Huanglong One se posant à Khydan.
L'avion se positionna rapidement jusqu'à sa voie de garage, guidé par une armée de fourmis et où toute une complexe union de couleurs — aux mille teintes de noir — et de sourires l'attendait. Le personnel finit par ouvrir la porte de l'avion en laissant s'engouffrer un air tiède dans l'appareil. La délégation lingoise était composée du Premier Ministre ZHOU Lee et son épouse, l'ambassadrice de la Maison Ling LIN Meiyue, la secrétaire d'État ZHENGFEI Wanzhou et son époux, l'industriel HANQIN Ji-Ho, le PDG de Great Ling Railways LEE Joon-ho et son épouse, le PDG de Ling Petroleum TAKAHASHI Yuto et son épouse, le PDG de Hongzhaji Rail LU Zhenfang et son épouse, le PDG de Weihua Technologies Company, LTD. FENG Zhi et son épouse, ainsi qu'une myriade disparate de patrons, d'officiels, ou de journalistes couvrant l'événement pour l'occasion. Tous et toutes sortirent les uns après les autres en regardant avec intérêt l'animation qui se jouait sous leurs yeux. Lorsque ZHOU Lee atteignit le plancher des vaches, il ferma les yeux un instant et sembla sourire vers le Ciel en quête d'une oreille attentive pour les remerciements qu'il prononçait dans sa tête.

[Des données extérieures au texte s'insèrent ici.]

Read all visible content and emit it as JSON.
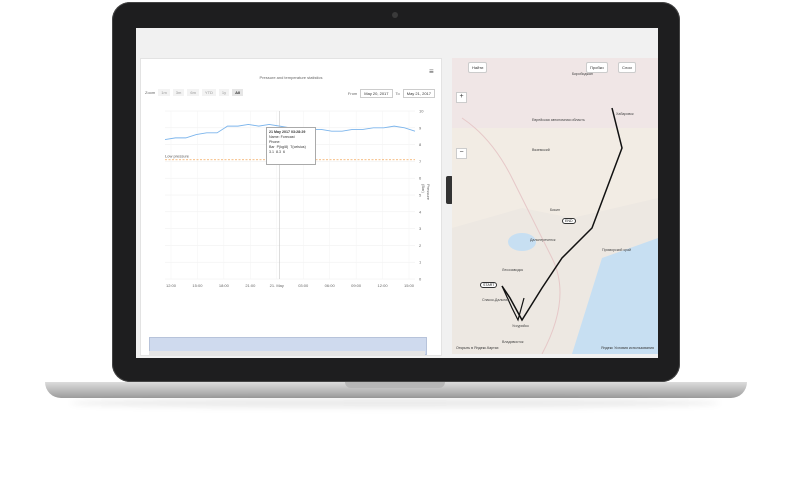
{
  "chart": {
    "title": "Pressure and temperature statistics",
    "menu_icon": "hamburger-menu-icon",
    "zoom_label": "Zoom",
    "zoom_buttons": [
      "1m",
      "3m",
      "6m",
      "YTD",
      "1y",
      "All"
    ],
    "from_label": "From",
    "from_value": "May 20, 2017",
    "to_label": "To",
    "to_value": "May 21, 2017",
    "threshold_label": "Low pressure",
    "y_axis_right_label": "Pressure (Bar)",
    "y_ticks": [
      "10",
      "9",
      "8",
      "7",
      "6",
      "5",
      "4",
      "3",
      "2",
      "1",
      "0"
    ],
    "x_ticks": [
      "12:00",
      "15:00",
      "18:00",
      "21:00",
      "21. May",
      "03:00",
      "06:00",
      "09:00",
      "12:00",
      "15:00"
    ],
    "tooltip": {
      "title": "21 May 2017 03:28:29",
      "name": "Name: Forecast",
      "phone": "Phone:",
      "headers": [
        "Bar",
        "P(kg/8)",
        "T(celsius)"
      ],
      "values": [
        "3.1",
        "P(kg8)",
        "8.3",
        "6"
      ]
    }
  },
  "chart_data": {
    "type": "line",
    "series": [
      {
        "name": "Pressure",
        "values": [
          8.3,
          8.4,
          8.4,
          8.6,
          8.7,
          8.7,
          9.1,
          9.1,
          9.2,
          9.1,
          9.2,
          9.1,
          9.0,
          9.0,
          8.9,
          8.9,
          8.8,
          8.8,
          8.9,
          8.9,
          9.0,
          9.0,
          9.1,
          9.0,
          8.8
        ]
      }
    ],
    "threshold": 7.1,
    "ylim": [
      0,
      10
    ]
  },
  "map": {
    "controls": {
      "find": "Найти",
      "traffic": "Пробки",
      "layers": "Слои"
    },
    "labels": [
      "Биробиджан",
      "Хабаровск",
      "Еврейская автономная область",
      "Приморский край",
      "Вяземский",
      "Бикин",
      "Дальнереченск",
      "Лесозаводск",
      "Спасск-Дальний",
      "Арсеньев",
      "Уссурийск",
      "Владивосток"
    ],
    "markers": {
      "start": "START",
      "mid": "END",
      "end": "END"
    },
    "footer_left": "Открыть в Яндекс.Картах",
    "footer_right": "Яндекс Условия использования"
  }
}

Le président Mirza Arsam s'approcha avec un immense sourire vers lui et ils se saluèrent chaleureusement sous une pluie de flash d'appareil photo se laissant aller à une poignée de main ferme mais amicale ainsi qu'à quelques embrassades convenues.– Président Arsam, c'est une grande joie de vous revoir. Sa Majesté vous fait ses plus vénérables salutations et vous prie de bien vouloir l'excuser pour son absence, mais Sa Majesté Émérite est souffrante et l'Empereur a préféré demeurer au chevet de son père tant qu'il le pouvait. Dit ZHOU Lee.